Facebook ‘likes’ are quickly turning into currency for credibility. The more ‘likes’ your business has, the more seriously consumers will perceive your company. Extra bonus: every time someone ‘likes’ your page, each of your updates shows up in their news feed, thereby providing them constant reminders of your brand.
Tag, Tag, Tag
In late January, Jill Homiak, founder of Presenza, a wrap top designer in Alexandria, Virginia, posted this to her company’s Facebook wall: ‘Who else is excited that Sofia Vergara is the new CoverGirl?!?!’ She tagged the word CoverGirl by putting an @ before the ‘c’, thereby alerting CoverGirl to the post. Her plan worked; it not only caught the attention of the cosmetics brand, but the brand ended up ‘liking’ her comment.
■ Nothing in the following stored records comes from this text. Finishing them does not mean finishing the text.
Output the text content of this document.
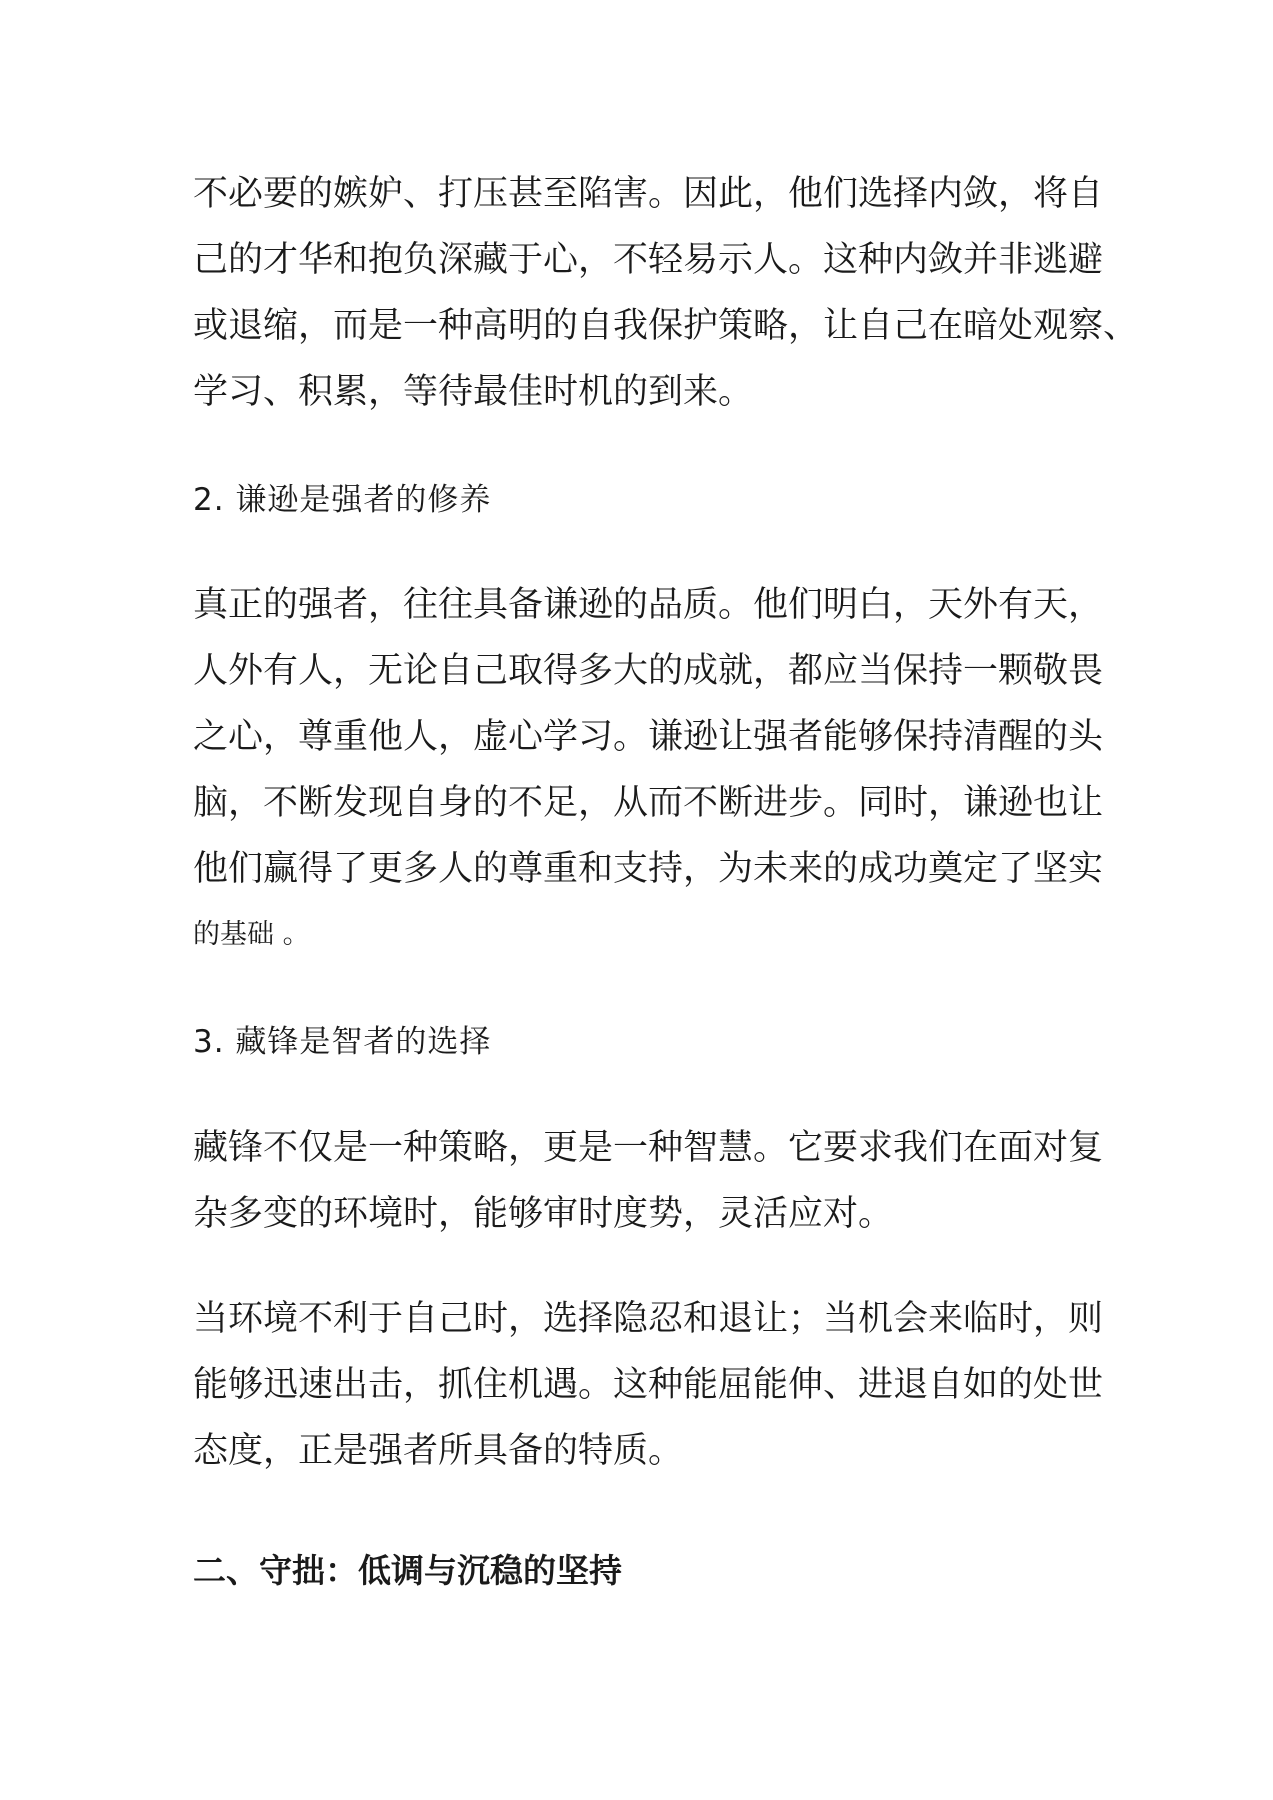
不必要的嫉妒、打压甚至陷害。因此，他们选择内敛，将自
己的才华和抱负深藏于心，不轻易示人。这种内敛并非逃避
或退缩，而是一种高明的自我保护策略，让自己在暗处观察、
学习、积累，等待最佳时机的到来。
2. 谦逊是强者的修养
真正的强者，往往具备谦逊的品质。他们明白，天外有天，
人外有人，无论自己取得多大的成就，都应当保持一颗敬畏
之心，尊重他人，虚心学习。谦逊让强者能够保持清醒的头
脑，不断发现自身的不足，从而不断进步。同时，谦逊也让
他们赢得了更多人的尊重和支持，为未来的成功奠定了坚实
的基础 。
3. 藏锋是智者的选择
藏锋不仅是一种策略，更是一种智慧。它要求我们在面对复
杂多变的环境时，能够审时度势，灵活应对。
当环境不利于自己时，选择隐忍和退让；当机会来临时，则
能够迅速出击，抓住机遇。这种能屈能伸、进退自如的处世
态度，正是强者所具备的特质。
二、守拙：低调与沉稳的坚持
“By ‘liking’ my comment, it showed up on their Facebook page, which is ‘liked’ by more than 1.7 million people,” says Homiak. “It gave us huge visibility and we attracted more ‘likes’ in the process.”
Donate to Charity
PaySimple, a cloud-based accounts receivable provider out of Denver, Colorado is taking a touchy-feely approach to attracting ‘likes.’
“We are taking part in a month-long philanthropy campaign where, for every ‘like’ we receive, we will donate $1 to Kids Are Heroes, a non-profit that inspires volunteerism in children,” says Sarah Jordan, the company’s director of marketing, adding that the company is hoping to bring in around 200 likes and, so far, is up 40 from last month.
If you’re inspired to try this but aren’t sure what charity will resonate with your customers, Jordan recommends the trial and error method to see what brings about the most interest.
Host a Giveaway/Contest
On New Year’s Day 2011, Marc Joseph’s Facebook business page had around 3,200 ‘likes.’ Today, it has more than 42,000.
How’d he do it?
“I’ve been doing giveaways every month since January 2011 on Facebook and it has worked beautifully,” says Joseph, CEO and president of DollarDays International, Inc., a wholesale distributor out of Scottsdale, Arizona. “In addition, we really engage with our customers online and ask them what kinds of giveaways they want, which inspires even more attention and comments.”
Contests are also great ‘like’ drivers. Just before Christmas, Brina Bujkovsky, founder of The Younique Boutique in San Marcos, California, offered a free hanging quilt as the prize of a contest asking followers to describe their happiest holiday memories on her business’s Facebook page. The contest worked—her ‘likes’ went from 100 to more than 800 in just two weeks, she selected the winner at random and then asked them to post photos of the quilt once they received it—attracting even more ‘likes.’
Create a Splash Page
A splash page is a gate to one's Facebook wall and usually contains colorful graphics describing a company, promoting products or sales. Louis Hernandez, Jr., CEO of The Motor Bookstore, a car manual retailer in DeBary, Fla., uses his splash page to capture ‘likes.’
“A splash page asks the visitor to ‘like’ your page before seeing your wall contents,” he says. “You can bypass this, but the majority of visitors will follow instructions.”
In an effort to get the word out about her harp performance business, Merry Miller turned to Facebook in a creative way: she asked followers to do the work for her.
“I inspired my base to re-post a link to my love CD by offering to play a wedding for free to the person who got the most likes on my link,” she says. “I captured 100 likes in the first day.”
Facebook users hate a hard sell. Endear your business to followers by posting on personal topics such a popular sports games and how you feel about the weather. Michael D. Haaren, co-founder of Rat Race Rebellion, a work-from-home job board out of Annandale, Virginia, posts about his obsession with Nutella and gets tons of feedback as well as ‘likes.’
Bottom line: remember to put the ‘social’ in social media; don’t talk at your consumers. They will just tune out.